More recently, Professor Cushing's research has focussed on evolutionary dynamics. He extended the classical dynamic dichotomy for discrete population models to evolutionary settings. Utilizing game theory and a juvenile-adult population model, he demonstrated that cannibalism can be an evolutionarily stable strategy (ESS) in his 2015 paper ‘An evolutionary game theoretic model of cannibalism.’ Additionally, he explored the phenomenon of partial migration, attributing it to negative density dependence alone, in his 2017 paper ‘The puzzle of partial migration: adaptive dynamics and evolutionary game theory perspectives.’ He also established significant findings on Allee effects in evolutionary settings in ‘The evolutionary dynamics of a population model with a strong Allee effect’ (2015).

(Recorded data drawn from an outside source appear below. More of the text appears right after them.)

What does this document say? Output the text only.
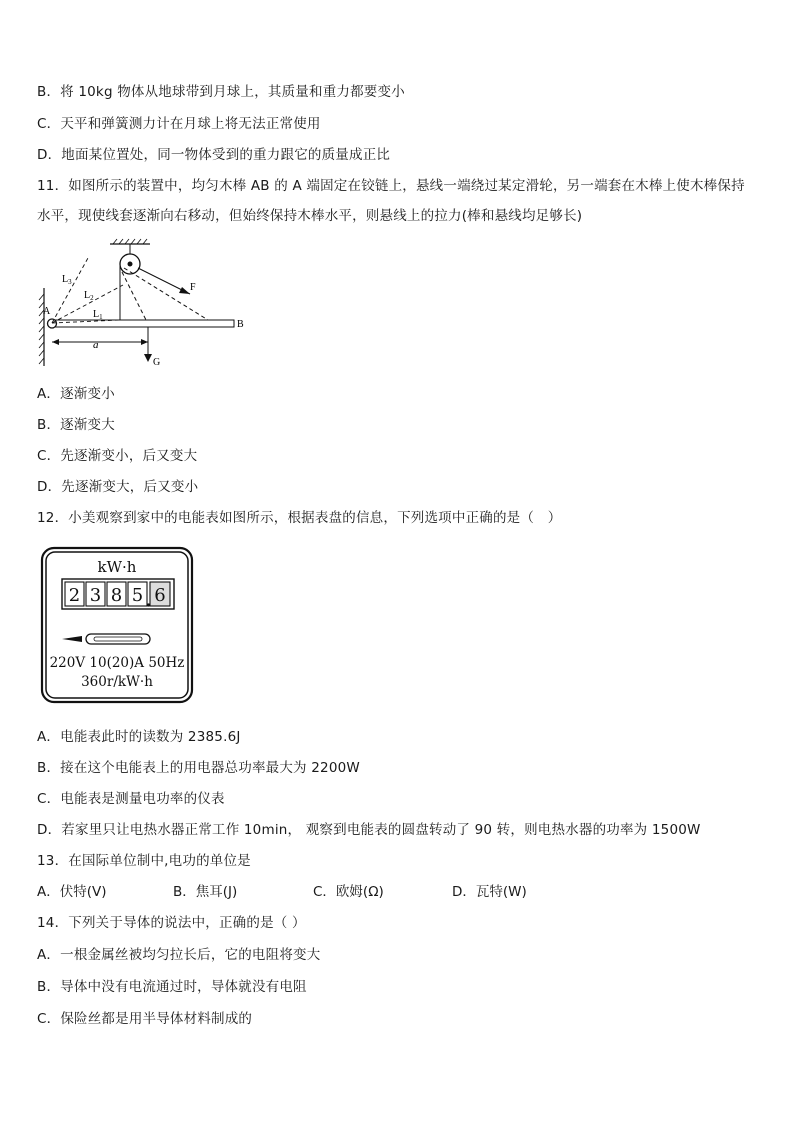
B．将 10kg 物体从地球带到月球上，其质量和重力都要变小
C．天平和弹簧测力计在月球上将无法正常使用
D．地面某位置处，同一物体受到的重力跟它的质量成正比
11．如图所示的装置中，均匀木棒 AB 的 A 端固定在铰链上，悬线一端绕过某定滑轮，另一端套在木棒上使木棒保持水平，现使线套逐渐向右移动，但始终保持木棒水平，则悬线上的拉力(棒和悬线均足够长)
A
B
F
G
a
$L_1$
$L_2$
$L_3$
A．逐渐变小
B．逐渐变大
C．先逐渐变小，后又变大
D．先逐渐变大，后又变小
12．小美观察到家中的电能表如图所示，根据表盘的信息，下列选项中正确的是（　）
kW·h
2 3 8 5 6
220V 10(20)A 50Hz
360r/kW·h
A．电能表此时的读数为 2385.6J
B．接在这个电能表上的用电器总功率最大为 2200W
C．电能表是测量电功率的仪表
D．若家里只让电热水器正常工作 10min， 观察到电能表的圆盘转动了 90 转，则电热水器的功率为 1500W
13．在国际单位制中,电功的单位是
A．伏特(V)	B．焦耳(J)	C．欧姆(Ω)	D．瓦特(W)
14．下列关于导体的说法中，正确的是（ ）
A．一根金属丝被均匀拉长后，它的电阻将变大
B．导体中没有电流通过时，导体就没有电阻
C．保险丝都是用半导体材料制成的
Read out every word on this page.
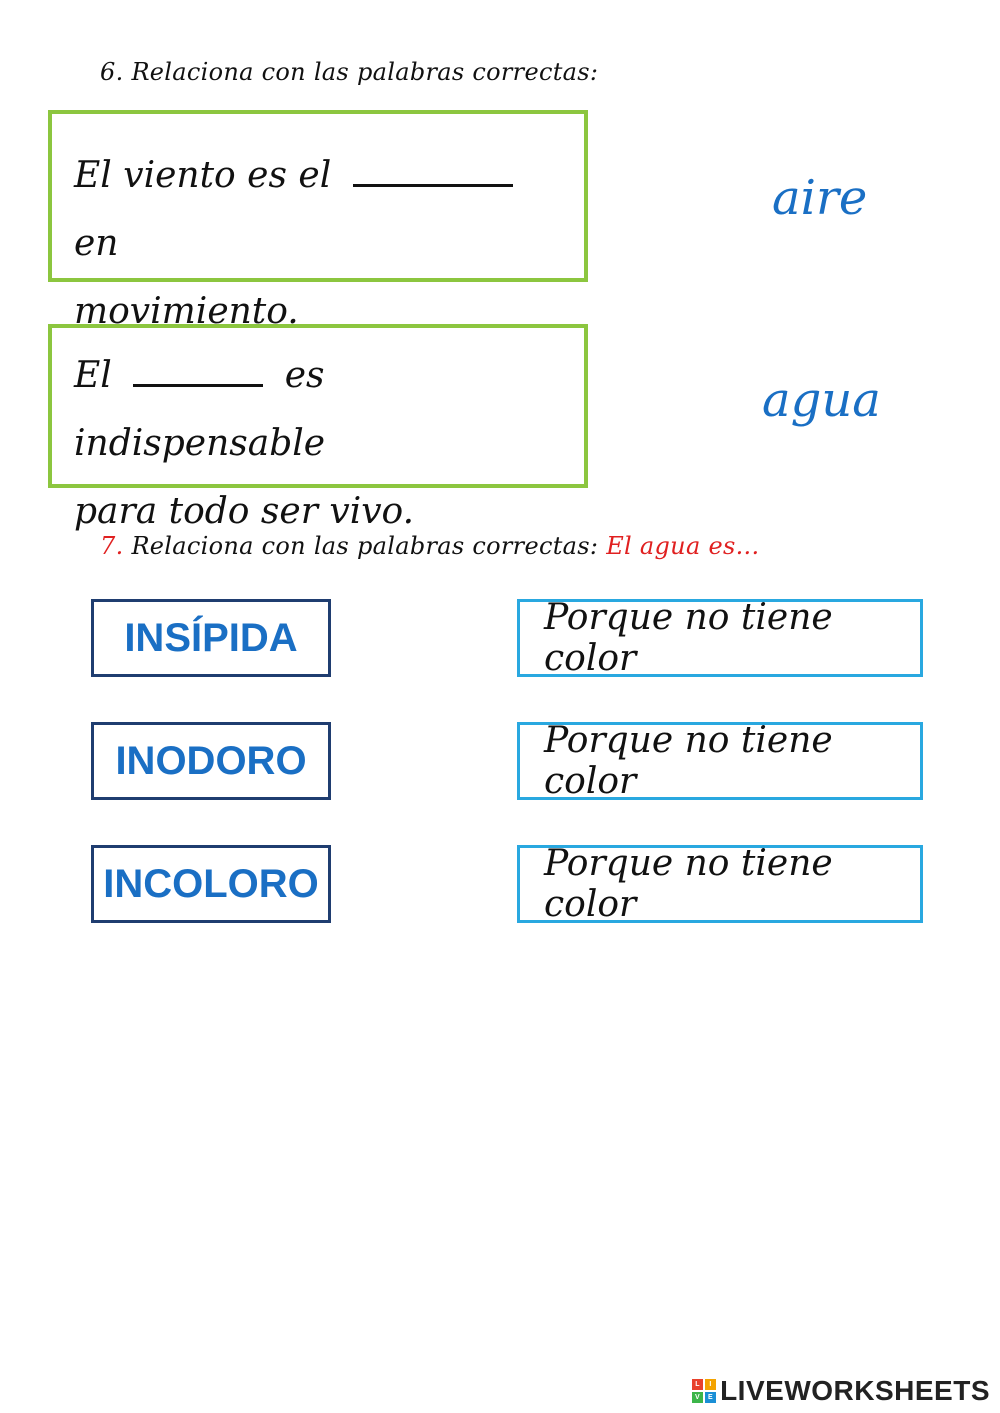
6. Relaciona con las palabras correctas:
El viento es el  en
movimiento.
aire
El	es indispensable
para todo ser vivo.
agua
7. Relaciona con las palabras correctas: El agua es...
INSÍPIDA
INODORO
INCOLORO
Porque no tiene color
Porque no tiene color
Porque no tiene color
L	I
V	E LIVEWORKSHEETS
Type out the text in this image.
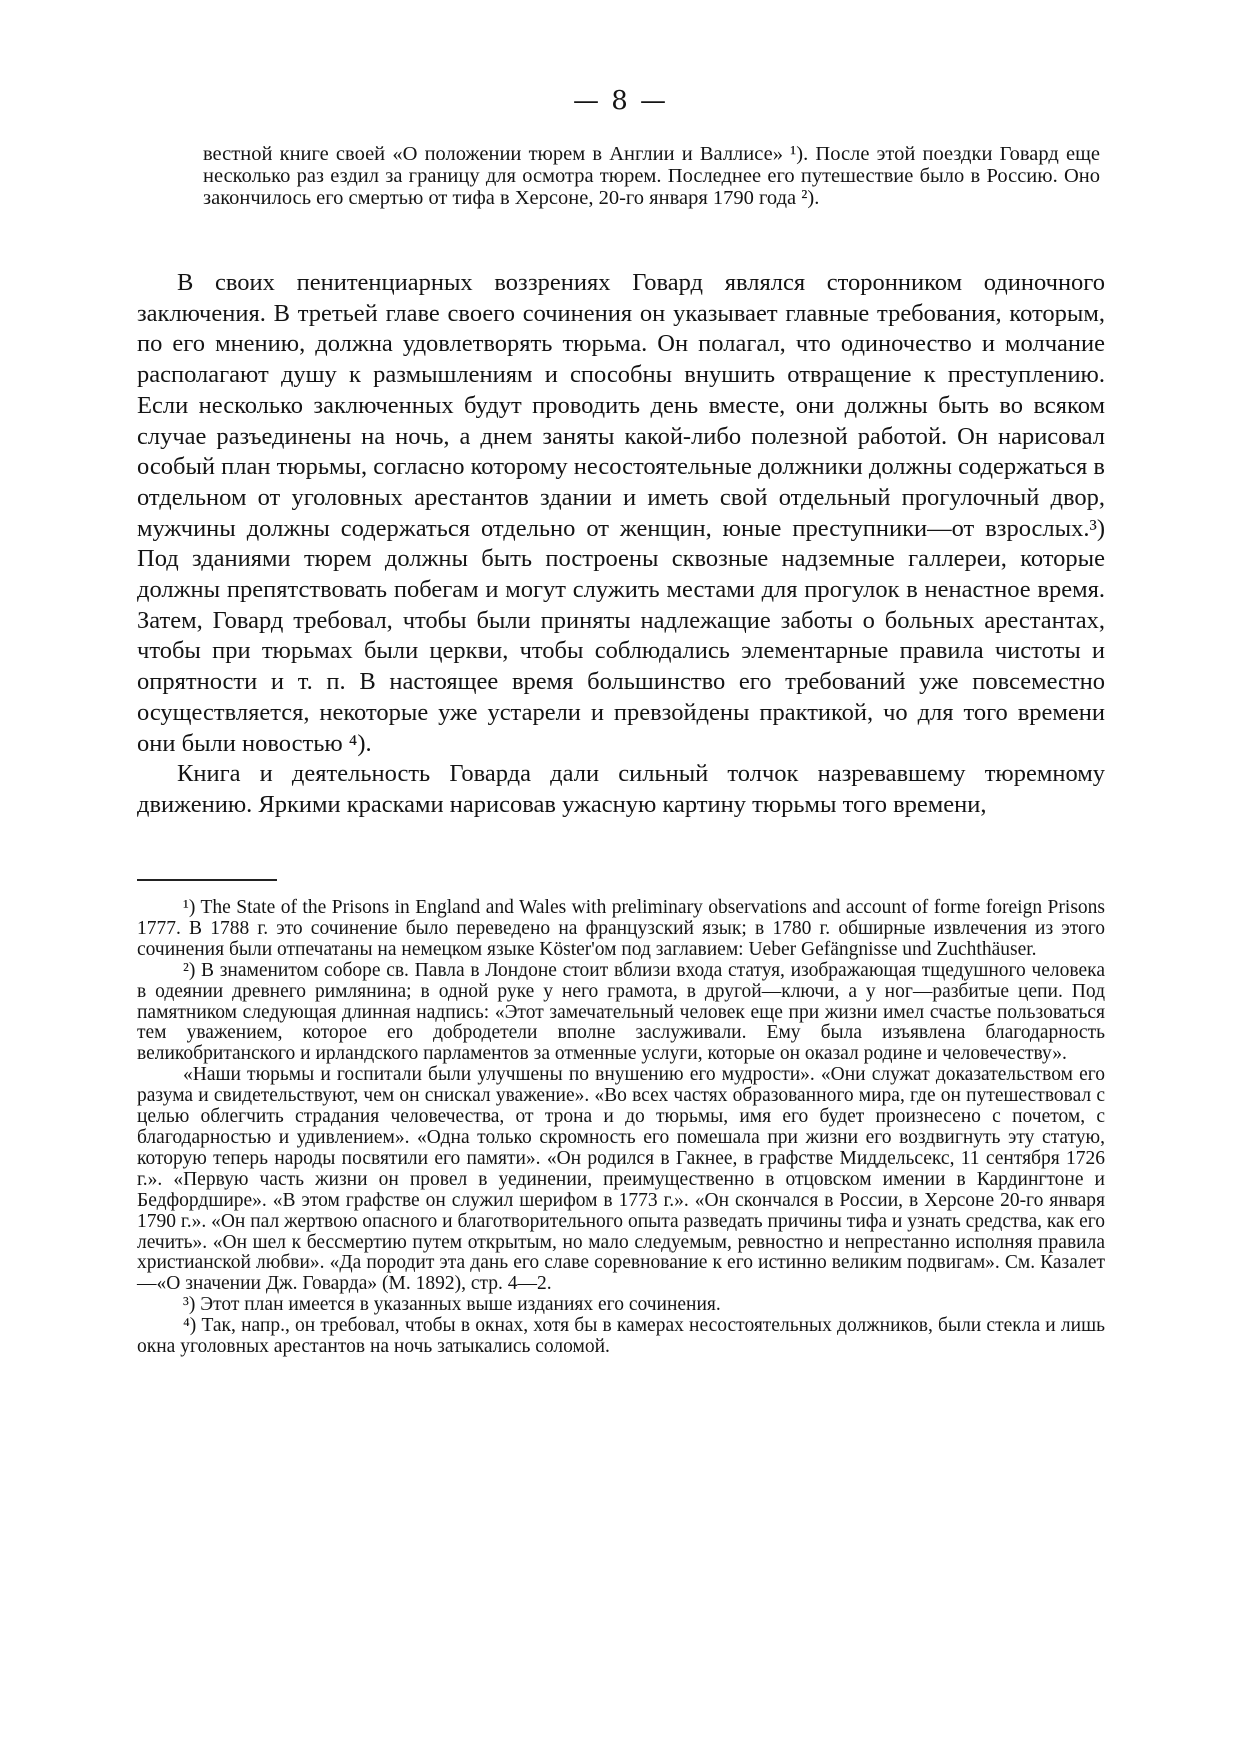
— 8 —
вестной книге своей «О положении тюрем в Англии и Валлисе» ¹). После этой поездки Говард еще несколько раз ездил за границу для осмотра тюрем. Последнее его путешествие было в Россию. Оно закончилось его смертью от тифа в Херсоне, 20-го января 1790 года ²).

В своих пенитенциарных воззрениях Говард являлся сторонником одиночного заключения. В третьей главе своего сочинения он указывает главные требования, которым, по его мнению, должна удовлетворять тюрьма. Он полагал, что одиночество и молчание располагают душу к размышлениям и способны внушить отвращение к преступлению. Если несколько заключенных будут проводить день вместе, они должны быть во всяком случае разъединены на ночь, а днем заняты какой-либо полезной работой. Он нарисовал особый план тюрьмы, согласно которому несостоятельные должники должны содержаться в отдельном от уголовных арестантов здании и иметь свой отдельный прогулочный двор, мужчины должны содержаться отдельно от женщин, юные преступники—от взрослых.³) Под зданиями тюрем должны быть построены сквозные надземные галлереи, которые должны препятствовать побегам и могут служить местами для прогулок в ненастное время. Затем, Говард требовал, чтобы были приняты надлежащие заботы о больных арестантах, чтобы при тюрьмах были церкви, чтобы соблюдались элементарные правила чистоты и опрятности и т. п. В настоящее время большинство его требований уже повсеместно осуществляется, некоторые уже устарели и превзойдены практикой, чо для того времени они были новостью ⁴).

Книга и деятельность Говарда дали сильный толчок назревавшему тюремному движению. Яркими красками нарисовав ужасную картину тюрьмы того времени,

¹) The State of the Prisons in England and Wales with preliminary observations and account of forme foreign Prisons 1777. В 1788 г. это сочинение было переведено на французский язык; в 1780 г. обширные извлечения из этого сочинения были отпечатаны на немецком языке Köster'ом под заглавием: Ueber Gefängnisse und Zuchthäuser.

²) В знаменитом соборе св. Павла в Лондоне стоит вблизи входа статуя, изображающая тщедушного человека в одеянии древнего римлянина; в одной руке у него грамота, в другой—ключи, а у ног—разбитые цепи. Под памятником следующая длинная надпись: «Этот замечательный человек еще при жизни имел счастье пользоваться тем уважением, которое его добродетели вполне заслуживали. Ему была изъявлена благодарность великобританского и ирландского парламентов за отменные услуги, которые он оказал родине и человечеству».

«Наши тюрьмы и госпитали были улучшены по внушению его мудрости». «Они служат доказательством его разума и свидетельствуют, чем он снискал уважение». «Во всех частях образованного мира, где он путешествовал с целью облегчить страдания человечества, от трона и до тюрьмы, имя его будет произнесено с почетом, с благодарностью и удивлением». «Одна только скромность его помешала при жизни его воздвигнуть эту статую, которую теперь народы посвятили его памяти». «Он родился в Гакнее, в графстве Миддельсекс, 11 сентября 1726 г.». «Первую часть жизни он провел в уединении, преимущественно в отцовском имении в Кардингтоне и Бедфордшире». «В этом графстве он служил шерифом в 1773 г.». «Он скончался в России, в Херсоне 20-го января 1790 г.». «Он пал жертвою опасного и благотворительного опыта разведать причины тифа и узнать средства, как его лечить». «Он шел к бессмертию путем открытым, но мало следуемым, ревностно и непрестанно исполняя правила христианской любви». «Да породит эта дань его славе соревнование к его истинно великим подвигам». См. Казалет—«О значении Дж. Говарда» (М. 1892), стр. 4—2.

³) Этот план имеется в указанных выше изданиях его сочинения.

⁴) Так, напр., он требовал, чтобы в окнах, хотя бы в камерах несостоятельных должников, были стекла и лишь окна уголовных арестантов на ночь затыкались соломой.
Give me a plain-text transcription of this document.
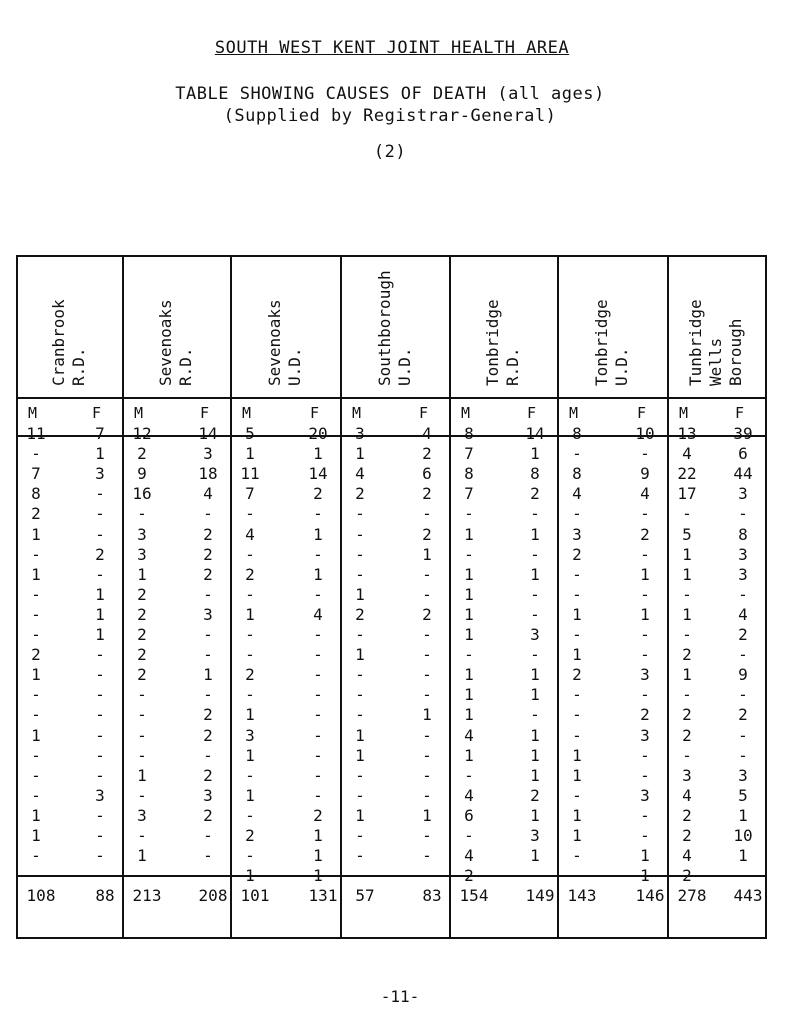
SOUTH WEST KENT JOINT HEALTH AREA
TABLE SHOWING CAUSES OF DEATH (all ages)
(Supplied by Registrar-General)
(2)
Cranbrook R.D.	Sevenoaks R.D.	Sevenoaks U.D.	Southborough U.D.	Tonbridge R.D.	Tonbridge U.D.	Tunbridge Wells Borough
M	F M	F M	F M	F M	F M	F M	F
11	7	12	14	5	20	3	4	8	14	8	10 13 39
-	1	2	3	1	1	1	2	7	1	-	-	4	6
7	3	9	18 11	14	4	6	8	8	8	9	22 44
8	-	16	4	7	2	2	2	7	2	4	4	17	3
2	-	-	-	-	-	-	-	-	-	-	-	-	-
1	-	3	2	4	1	-	2	1	1	3	2	5	8
-	2	3	2	-	-	-	1	-	-	2	-	1	3
1	-	1	2	2	1	-	-	1	1	-	1	1	3
-	1	2	-	-	-	1	-	1	-	-	-	-	-
-	1	2	3	1	4	2	2	1	-	1	1	1	4
-	1	2	-	-	-	-	-	1	3	-	-	-	2
2	-	2	-	-	-	1	-	-	-	1	-	2	-
1	-	2	1	2	-	-	-	1	1	2	3	1	9
-	-	-	-	-	-	-	-	1	1	-	-	-	-
-	-	-	2	1	-	-	1	1	-	-	2	2	2
1	-	-	2	3	-	1	-	4	1	-	3	2	-
-	-	-	-	1	-	1	-	1	1	1	-	-	-
-	-	1	2	-	-	-	-	-	1	1	-	3	3
-	3	-	3	1	-	-	-	4	2	-	3	4	5
1	-	3	2	-	2	1	1	6	1	1	-	2	1
1	-	-	-	2	1	-	-	-	3	1	-	2	10
-	-	1	-	-	1	-	-	4	1	-	1	4	1
-	-	-	-	1	1	-	-	2	-	-	1	2	-
108	88	213 208 101 131	57	83	154 149 143 146 278 443
-11-
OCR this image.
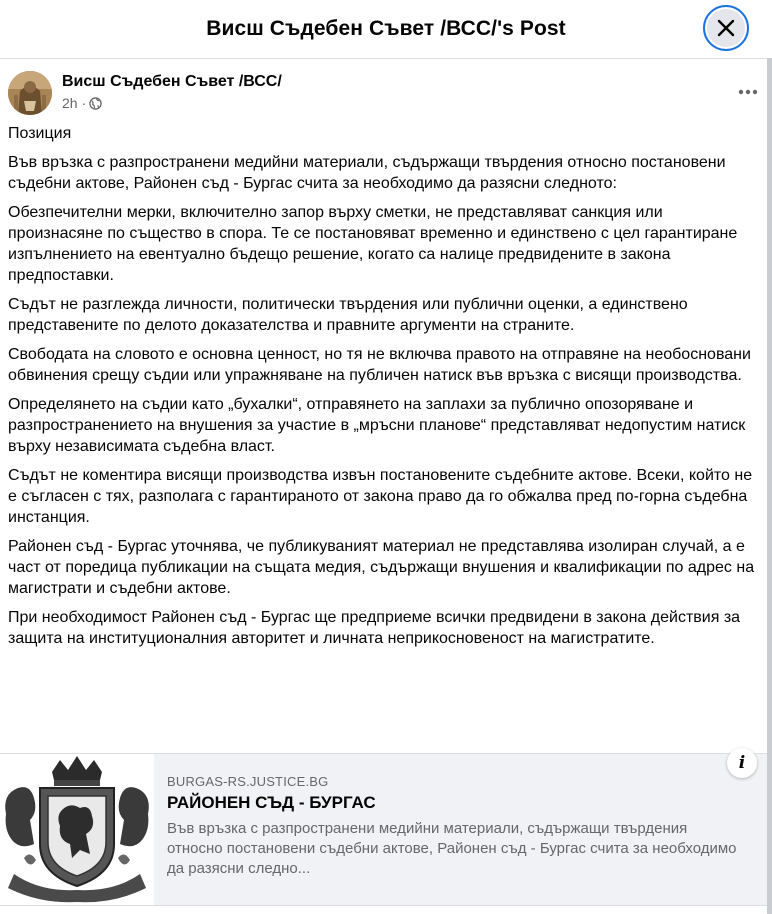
Висш Съдебен Съвет /ВСС/'s Post
Висш Съдебен Съвет /ВСС/
2h ·

Позиция

Във връзка с разпространени медийни материали, съдържащи твърдения относно постановени съдебни актове, Районен съд - Бургас счита за необходимо да разясни следното:

Обезпечителни мерки, включително запор върху сметки, не представляват санкция или произнасяне по същество в спора. Те се постановяват временно и единствено с цел гарантиране изпълнението на евентуално бъдещо решение, когато са налице предвидените в закона предпоставки.

Съдът не разглежда личности, политически твърдения или публични оценки, а единствено представените по делото доказателства и правните аргументи на страните.

Свободата на словото е основна ценност, но тя не включва правото на отправяне на необосновани обвинения срещу съдии или упражняване на публичен натиск във връзка с висящи производства.

Определянето на съдии като „бухалки“, отправянето на заплахи за публично опозоряване и разпространението на внушения за участие в „мръсни планове“ представляват недопустим натиск върху независимата съдебна власт.

Съдът не коментира висящи производства извън постановените съдебните актове. Всеки, който не е съгласен с тях, разполага с гарантираното от закона право да го обжалва пред по-горна съдебна инстанция.

Районен съд - Бургас уточнява, че публикуваният материал не представлява изолиран случай, а е част от поредица публикации на същата медия, съдържащи внушения и квалификации по адрес на магистрати и съдебни актове.

При необходимост Районен съд - Бургас ще предприеме всички предвидени в закона действия за защита на институционалния авторитет и личната неприкосновеност на магистратите.

BURGAS-RS.JUSTICE.BG
РАЙОНЕН СЪД - БУРГАС
Във връзка с разпространени медийни материали, съдържащи твърдения относно постановени съдебни актове, Районен съд - Бургас счита за необходимо да разясни следно...
i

Professor Cushing has also made significant contributions to the field through his mentorship. He is well know as an ideal mentor who, through his inclusiveness, compassion, and pursuit of mathematical rigor, has helped his students to become strong, independent researchers. In total, he has trained 10 postdoctoral scholars and 16 graduate students, in addition to involving numerous undergraduate students in his research. Many of his former students are women, minorities or international students.

In summary, Professor Cushing's significant research contributions have advanced the theory of difference equations and their applications to population dynamics. His work has laid the foundation for much of the recent research in structured population dynamics and inspired many researchers.